Je ne veux réduire en rien la valeur de l’agriculture locale, car j’ai la conviction profonde qu’elle s’inscrit dans une perspective de changement radical. Par contre, ce discours auréolé et public sur l’agriculture à échelle humaine me semble hypocrite, voire invisibilisant et contre-productif. À croire qu’il s’agit d’une stratégie marketing pour mousser les ventes. Or, je crois qu’il est nécessaire de s’avouer nos limites, d’admettre nos imperfections. Et ensuite seulement se construiront des solutions véritables.
Les semences
Une forte majorité de maraîchères et maraîchers ne produit pas ses propres semences et doit se tourner vers quelques grandes entreprises pour assurer leur approvisionnement (William Dam, Johnny’s, etc.). En fait, les productions légumières et semencières sont difficiles à cultiver simultanément et maints facteurs l’expliquent. Par exemple, la maturité de la semence et du fruit n’est pas nécessairement synchrone dans plusieurs cas, comme dans celui du concombre, où ce dernier est cueilli immature lorsqu’on veut produire un fruit et « trop mature » (voire : jaune) lorsqu’on en désire les semences. Les maraîchères et maraîchers seront de cet avis : la production semencière et la production maraîchère sont deux expertises bien distinctes et être habilité à cultiver des fruits n’est pas garant d’un talent équivalent pour la récolte de semences.

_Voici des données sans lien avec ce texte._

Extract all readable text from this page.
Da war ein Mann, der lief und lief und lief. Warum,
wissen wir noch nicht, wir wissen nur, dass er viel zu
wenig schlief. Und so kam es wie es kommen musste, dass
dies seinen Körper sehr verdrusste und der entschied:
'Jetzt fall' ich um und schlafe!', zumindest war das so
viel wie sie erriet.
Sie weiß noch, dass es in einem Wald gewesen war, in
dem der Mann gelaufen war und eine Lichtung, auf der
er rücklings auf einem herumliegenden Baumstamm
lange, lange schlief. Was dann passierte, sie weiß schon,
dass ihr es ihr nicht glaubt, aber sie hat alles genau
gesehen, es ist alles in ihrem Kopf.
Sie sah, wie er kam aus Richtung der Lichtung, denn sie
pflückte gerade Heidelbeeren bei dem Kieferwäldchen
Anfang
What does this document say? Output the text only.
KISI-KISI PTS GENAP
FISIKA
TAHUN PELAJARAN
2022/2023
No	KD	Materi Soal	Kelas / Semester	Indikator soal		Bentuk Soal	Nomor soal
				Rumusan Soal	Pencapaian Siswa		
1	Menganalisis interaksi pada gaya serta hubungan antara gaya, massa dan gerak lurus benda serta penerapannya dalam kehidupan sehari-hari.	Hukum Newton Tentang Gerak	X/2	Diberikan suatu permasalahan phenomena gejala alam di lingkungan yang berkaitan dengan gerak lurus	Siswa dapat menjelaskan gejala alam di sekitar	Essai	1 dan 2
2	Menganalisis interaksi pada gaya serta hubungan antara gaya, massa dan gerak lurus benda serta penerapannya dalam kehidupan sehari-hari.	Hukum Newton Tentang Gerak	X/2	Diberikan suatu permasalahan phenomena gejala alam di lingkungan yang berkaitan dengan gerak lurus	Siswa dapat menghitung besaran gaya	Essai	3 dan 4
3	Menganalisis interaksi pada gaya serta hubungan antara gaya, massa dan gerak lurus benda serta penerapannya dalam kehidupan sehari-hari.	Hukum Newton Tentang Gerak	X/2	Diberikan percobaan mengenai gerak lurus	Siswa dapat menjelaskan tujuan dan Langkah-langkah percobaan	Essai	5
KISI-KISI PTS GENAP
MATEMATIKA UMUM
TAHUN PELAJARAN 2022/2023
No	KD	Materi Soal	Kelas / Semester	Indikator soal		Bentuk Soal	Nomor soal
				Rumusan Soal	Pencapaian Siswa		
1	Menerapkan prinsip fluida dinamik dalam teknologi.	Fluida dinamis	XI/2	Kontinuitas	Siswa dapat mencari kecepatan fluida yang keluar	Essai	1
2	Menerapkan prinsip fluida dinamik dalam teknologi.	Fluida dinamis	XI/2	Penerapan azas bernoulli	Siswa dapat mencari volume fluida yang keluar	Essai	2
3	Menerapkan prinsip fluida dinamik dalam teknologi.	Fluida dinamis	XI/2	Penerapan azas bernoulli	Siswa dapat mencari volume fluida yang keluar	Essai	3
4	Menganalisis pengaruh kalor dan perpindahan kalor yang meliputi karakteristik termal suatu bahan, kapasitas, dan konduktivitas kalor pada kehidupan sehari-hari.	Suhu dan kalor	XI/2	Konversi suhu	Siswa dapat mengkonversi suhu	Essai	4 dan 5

Ça nous ramène au début du précédent paragraphe : les maraîchères et maraîchers sont dépendants des grandes entreprises de semences, capables de gros volumes. Un sachet de semences locales de carottes (pouvant en contenir 700 environ) qui se vend à 4$ est un prix intéressant pour le jardinier. Néanmoins, à titre comparatif, mes carottes nantaises (une variété parmi d’autres) ont été achetées à 45$ pour 540 000 semences. Dans les circonstances marchandes actuelles, il est difficile pour une maraîchère ou un maraîcher d’encourager le marché local des semences, parce que la précarité nous contraint à des choix incohérents. De plus, ces grandes entreprises semencières sont des « revendeurs », qui s’approvisionnent sur les marchés internationaux. Il est difficile de connaître avec exactitude l’origine de sa semence, qui a peut-être été récoltée à des milliers de kilomètres d’ici.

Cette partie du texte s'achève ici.